Estuvieron todo el día en la larga carretera negra, parando por la larde para comer frugalmente de sus magras provisiones. El chico sacó su camión de la mochila y trazó carrete ras en la ceniza con un palo. El camión avanzaba despacio. El chico hacía ruidos de camión. Casi se podía decir que hacía calor y durmieron sobre la hojarasca con las mochilas por almohada.

Algo lo despertó. Se puso de costado y aguzó el oído. Se incorporó lentamente, la pistola a punto. Miró al chico que dormía y cuando miró otra vez hacia la carretera el primero de ellos estaba ya al alcance de la vista. Dios, susurró. Alargó la mano y sacudió al chico sin dejar de vigilar la carretera. Venían andando trabajosamente por la ceniza balanceando sus encapuchadas cabezas a un lado y a otro. Varios de ellos con máscaras antigás. Uno llevaba un traje especial contra peligro biológico. Sucios y mugrientos. Avanzando despacio con porras en la mano, trozos de tubería. Tosiendo. Entonces le pareció oír un camión diesel en la carretera, detrás del grupo. Rápido, susurró. Deprisa. Se metió la pistola por el cinturón y agarró al chico de la mano y arrastró el carrito entre los árboles y lo volcó donde no fuera tan fácil de ver. El chico estaba paralizado de miedo. Lo atrajo hacia él. Tranquilo, dijo. Tenemos que escapar. No mires atrás. Vamos.

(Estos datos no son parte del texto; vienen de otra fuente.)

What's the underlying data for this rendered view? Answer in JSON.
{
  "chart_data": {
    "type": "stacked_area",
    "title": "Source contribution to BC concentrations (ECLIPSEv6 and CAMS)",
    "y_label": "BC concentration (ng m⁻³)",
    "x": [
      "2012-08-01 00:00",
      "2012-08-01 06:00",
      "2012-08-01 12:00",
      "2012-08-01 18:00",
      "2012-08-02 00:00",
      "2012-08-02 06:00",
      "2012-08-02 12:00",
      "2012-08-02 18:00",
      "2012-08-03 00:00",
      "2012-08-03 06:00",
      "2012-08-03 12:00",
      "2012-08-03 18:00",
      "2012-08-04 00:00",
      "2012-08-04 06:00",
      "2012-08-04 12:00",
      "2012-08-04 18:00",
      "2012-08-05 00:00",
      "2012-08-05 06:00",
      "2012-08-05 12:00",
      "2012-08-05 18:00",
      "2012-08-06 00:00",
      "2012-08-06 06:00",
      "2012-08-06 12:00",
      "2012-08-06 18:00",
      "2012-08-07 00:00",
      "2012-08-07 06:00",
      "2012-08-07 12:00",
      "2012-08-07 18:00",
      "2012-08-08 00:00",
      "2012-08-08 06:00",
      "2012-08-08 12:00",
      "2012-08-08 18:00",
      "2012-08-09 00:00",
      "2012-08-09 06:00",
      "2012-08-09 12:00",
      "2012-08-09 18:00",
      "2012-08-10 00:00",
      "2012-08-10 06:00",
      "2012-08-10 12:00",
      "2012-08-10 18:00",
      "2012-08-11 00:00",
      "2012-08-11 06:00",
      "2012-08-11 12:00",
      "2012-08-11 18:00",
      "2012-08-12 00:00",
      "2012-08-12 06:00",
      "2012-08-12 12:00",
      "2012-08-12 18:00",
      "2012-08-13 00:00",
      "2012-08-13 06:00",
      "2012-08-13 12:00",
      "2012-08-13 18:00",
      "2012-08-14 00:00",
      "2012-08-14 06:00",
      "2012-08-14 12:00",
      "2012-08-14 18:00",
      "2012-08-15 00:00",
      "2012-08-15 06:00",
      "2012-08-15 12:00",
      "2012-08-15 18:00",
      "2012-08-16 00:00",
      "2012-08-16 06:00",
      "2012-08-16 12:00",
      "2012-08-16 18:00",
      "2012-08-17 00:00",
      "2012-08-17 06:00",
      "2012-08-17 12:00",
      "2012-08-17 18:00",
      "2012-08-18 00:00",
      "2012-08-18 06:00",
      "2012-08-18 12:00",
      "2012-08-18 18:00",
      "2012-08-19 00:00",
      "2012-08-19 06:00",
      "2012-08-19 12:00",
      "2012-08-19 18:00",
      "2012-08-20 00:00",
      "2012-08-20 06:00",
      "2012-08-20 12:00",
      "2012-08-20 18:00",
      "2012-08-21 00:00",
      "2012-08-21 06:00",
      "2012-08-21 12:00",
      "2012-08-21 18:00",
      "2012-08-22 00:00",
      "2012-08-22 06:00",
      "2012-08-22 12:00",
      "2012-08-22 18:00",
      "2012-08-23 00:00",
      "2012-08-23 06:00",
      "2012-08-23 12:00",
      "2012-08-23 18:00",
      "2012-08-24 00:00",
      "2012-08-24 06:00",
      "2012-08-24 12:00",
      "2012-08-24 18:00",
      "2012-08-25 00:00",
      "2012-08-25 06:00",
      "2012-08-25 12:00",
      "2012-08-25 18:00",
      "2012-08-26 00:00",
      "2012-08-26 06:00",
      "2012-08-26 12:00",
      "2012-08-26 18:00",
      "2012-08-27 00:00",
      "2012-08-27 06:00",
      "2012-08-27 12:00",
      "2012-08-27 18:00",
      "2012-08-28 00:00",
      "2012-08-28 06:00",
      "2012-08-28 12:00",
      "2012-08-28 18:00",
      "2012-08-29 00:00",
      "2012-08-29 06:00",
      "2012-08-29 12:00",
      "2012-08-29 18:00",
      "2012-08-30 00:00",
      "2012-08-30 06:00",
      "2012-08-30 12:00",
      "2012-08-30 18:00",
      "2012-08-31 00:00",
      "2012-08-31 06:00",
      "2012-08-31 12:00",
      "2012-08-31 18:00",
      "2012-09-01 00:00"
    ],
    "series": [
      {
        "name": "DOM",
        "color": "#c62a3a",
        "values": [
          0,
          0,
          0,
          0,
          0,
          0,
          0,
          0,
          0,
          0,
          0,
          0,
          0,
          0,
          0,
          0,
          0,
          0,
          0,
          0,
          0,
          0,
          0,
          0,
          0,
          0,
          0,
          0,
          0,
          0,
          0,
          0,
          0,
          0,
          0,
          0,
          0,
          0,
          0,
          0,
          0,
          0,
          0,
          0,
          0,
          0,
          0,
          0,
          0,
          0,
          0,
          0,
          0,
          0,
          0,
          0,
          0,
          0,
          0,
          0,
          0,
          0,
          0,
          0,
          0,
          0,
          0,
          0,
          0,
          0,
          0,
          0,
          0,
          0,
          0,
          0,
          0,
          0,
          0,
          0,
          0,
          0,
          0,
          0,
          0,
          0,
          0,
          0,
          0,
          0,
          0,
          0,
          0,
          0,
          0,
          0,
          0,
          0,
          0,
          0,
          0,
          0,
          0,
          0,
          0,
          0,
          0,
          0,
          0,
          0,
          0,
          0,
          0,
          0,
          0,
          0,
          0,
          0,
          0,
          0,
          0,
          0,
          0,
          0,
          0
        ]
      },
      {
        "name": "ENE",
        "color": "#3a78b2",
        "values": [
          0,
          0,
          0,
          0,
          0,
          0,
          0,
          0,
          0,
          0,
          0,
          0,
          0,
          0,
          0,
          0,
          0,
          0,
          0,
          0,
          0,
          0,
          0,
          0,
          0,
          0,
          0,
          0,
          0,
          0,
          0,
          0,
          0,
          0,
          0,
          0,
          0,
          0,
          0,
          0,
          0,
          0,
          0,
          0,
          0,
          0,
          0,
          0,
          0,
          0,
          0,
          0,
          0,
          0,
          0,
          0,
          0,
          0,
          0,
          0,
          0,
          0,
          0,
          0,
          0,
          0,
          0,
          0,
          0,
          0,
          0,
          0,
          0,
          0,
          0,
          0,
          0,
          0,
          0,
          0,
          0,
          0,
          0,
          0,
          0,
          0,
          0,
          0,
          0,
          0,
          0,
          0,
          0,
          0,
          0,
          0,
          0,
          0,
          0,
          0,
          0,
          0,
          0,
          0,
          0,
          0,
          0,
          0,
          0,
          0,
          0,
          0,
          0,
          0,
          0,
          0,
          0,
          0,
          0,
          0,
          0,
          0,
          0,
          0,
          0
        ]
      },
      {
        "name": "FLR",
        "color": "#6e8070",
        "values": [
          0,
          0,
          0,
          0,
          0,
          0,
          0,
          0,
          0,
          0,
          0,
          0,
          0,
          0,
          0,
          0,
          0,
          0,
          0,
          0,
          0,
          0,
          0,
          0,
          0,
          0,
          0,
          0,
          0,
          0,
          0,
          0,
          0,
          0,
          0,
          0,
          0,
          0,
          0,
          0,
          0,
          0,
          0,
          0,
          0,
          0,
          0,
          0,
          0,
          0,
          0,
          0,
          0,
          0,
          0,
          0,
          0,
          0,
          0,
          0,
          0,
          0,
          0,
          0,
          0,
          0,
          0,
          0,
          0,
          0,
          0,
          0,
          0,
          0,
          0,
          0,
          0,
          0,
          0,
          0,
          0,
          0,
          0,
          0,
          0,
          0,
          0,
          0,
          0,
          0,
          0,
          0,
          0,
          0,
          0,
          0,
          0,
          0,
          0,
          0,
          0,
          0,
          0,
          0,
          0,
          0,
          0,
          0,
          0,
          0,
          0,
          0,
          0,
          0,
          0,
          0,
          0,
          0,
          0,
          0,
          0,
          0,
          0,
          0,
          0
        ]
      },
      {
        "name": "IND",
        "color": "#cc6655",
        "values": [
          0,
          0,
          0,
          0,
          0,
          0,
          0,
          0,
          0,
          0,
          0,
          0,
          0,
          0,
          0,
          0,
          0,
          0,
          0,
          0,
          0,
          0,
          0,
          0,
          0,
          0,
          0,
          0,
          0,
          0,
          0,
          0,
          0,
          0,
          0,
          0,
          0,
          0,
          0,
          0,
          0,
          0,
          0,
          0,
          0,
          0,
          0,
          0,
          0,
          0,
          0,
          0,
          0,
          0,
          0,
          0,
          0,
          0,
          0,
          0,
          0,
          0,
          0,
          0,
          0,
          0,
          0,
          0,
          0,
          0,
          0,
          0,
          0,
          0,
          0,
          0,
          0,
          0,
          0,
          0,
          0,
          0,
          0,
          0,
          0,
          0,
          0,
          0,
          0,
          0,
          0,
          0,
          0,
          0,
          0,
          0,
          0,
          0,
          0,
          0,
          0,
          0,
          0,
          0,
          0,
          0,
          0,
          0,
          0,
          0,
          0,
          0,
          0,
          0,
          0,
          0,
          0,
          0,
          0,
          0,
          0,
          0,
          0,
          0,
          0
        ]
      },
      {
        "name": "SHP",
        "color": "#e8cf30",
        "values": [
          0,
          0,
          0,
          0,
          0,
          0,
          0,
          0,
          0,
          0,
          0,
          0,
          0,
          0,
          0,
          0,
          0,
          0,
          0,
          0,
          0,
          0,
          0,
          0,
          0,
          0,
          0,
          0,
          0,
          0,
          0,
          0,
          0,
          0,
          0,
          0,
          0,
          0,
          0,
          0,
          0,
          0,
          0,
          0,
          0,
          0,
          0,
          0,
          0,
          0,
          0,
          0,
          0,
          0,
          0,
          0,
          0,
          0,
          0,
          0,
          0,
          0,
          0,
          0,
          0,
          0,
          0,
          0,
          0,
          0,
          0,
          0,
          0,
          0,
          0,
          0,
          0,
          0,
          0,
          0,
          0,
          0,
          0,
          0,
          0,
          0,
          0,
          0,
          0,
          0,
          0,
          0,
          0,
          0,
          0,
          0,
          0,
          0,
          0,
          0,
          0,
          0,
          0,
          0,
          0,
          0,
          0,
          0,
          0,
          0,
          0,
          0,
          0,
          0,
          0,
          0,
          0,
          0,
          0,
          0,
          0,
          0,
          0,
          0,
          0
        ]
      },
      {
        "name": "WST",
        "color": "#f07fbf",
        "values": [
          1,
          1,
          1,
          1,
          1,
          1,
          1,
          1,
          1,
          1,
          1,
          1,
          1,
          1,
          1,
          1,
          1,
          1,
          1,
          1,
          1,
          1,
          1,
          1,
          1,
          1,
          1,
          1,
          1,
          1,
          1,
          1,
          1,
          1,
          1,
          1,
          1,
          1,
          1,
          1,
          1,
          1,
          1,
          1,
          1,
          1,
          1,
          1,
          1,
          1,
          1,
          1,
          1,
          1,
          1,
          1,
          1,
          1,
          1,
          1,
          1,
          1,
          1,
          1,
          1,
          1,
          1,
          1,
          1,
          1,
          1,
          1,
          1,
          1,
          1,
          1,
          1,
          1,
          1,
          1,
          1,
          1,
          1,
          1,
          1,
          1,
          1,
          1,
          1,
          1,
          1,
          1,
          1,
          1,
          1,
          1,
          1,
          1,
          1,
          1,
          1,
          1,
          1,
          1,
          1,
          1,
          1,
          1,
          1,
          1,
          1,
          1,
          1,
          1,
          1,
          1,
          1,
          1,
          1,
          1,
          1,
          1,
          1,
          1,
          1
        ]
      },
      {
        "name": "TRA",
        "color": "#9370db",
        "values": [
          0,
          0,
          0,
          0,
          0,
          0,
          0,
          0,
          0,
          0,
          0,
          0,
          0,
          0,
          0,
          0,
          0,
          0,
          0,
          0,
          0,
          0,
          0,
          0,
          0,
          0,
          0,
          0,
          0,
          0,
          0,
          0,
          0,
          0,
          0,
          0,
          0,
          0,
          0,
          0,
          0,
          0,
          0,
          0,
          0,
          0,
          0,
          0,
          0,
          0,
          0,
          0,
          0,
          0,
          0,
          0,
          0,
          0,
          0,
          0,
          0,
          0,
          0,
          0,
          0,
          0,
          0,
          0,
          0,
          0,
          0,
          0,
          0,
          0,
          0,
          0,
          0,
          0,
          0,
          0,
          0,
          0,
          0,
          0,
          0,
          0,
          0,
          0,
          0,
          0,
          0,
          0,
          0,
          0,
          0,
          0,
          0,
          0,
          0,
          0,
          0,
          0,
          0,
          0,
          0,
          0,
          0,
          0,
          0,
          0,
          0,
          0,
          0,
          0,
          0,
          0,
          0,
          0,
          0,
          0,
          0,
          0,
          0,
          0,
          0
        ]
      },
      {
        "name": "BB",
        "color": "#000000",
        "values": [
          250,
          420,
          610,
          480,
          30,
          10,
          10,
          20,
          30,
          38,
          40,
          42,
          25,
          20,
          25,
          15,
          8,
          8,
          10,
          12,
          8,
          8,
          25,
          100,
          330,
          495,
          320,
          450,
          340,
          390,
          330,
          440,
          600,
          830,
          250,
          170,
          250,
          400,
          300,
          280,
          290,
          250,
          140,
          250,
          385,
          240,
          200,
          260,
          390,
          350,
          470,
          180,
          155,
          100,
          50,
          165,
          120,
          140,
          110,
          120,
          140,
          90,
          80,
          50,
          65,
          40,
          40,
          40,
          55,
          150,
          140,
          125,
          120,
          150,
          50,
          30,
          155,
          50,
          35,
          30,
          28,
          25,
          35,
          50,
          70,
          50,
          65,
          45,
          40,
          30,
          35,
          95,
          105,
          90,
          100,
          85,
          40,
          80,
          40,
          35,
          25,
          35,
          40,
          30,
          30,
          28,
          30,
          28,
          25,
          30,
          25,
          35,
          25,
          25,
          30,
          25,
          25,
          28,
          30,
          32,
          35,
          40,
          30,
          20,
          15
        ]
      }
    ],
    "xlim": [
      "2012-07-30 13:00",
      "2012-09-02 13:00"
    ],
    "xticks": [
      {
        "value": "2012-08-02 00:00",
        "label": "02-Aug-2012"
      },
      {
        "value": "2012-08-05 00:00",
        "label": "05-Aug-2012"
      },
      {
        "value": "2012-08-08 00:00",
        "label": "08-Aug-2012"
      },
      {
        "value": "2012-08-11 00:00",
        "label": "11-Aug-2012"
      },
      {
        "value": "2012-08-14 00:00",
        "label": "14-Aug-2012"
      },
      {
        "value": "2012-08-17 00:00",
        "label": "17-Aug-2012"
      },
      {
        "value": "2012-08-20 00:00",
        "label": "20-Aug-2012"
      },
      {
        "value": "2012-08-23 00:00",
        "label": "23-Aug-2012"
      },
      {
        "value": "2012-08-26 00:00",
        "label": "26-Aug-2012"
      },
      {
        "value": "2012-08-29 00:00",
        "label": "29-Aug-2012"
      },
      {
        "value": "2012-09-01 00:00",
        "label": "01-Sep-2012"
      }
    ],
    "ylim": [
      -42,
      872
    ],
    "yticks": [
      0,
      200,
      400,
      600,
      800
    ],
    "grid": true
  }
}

Se cargó las dos mochilas y echaron a correr entre los quebradizos helechos. El chico estaba aterrorizado. Corre, susurró. Corre. Miró hacia atrás. El camión ya estaba a la vista. Hombres de pie en la plataforma mirando al frente. El chico cayó y él lo ayudó a levantarse. Tranquilo, dijo. Vamos.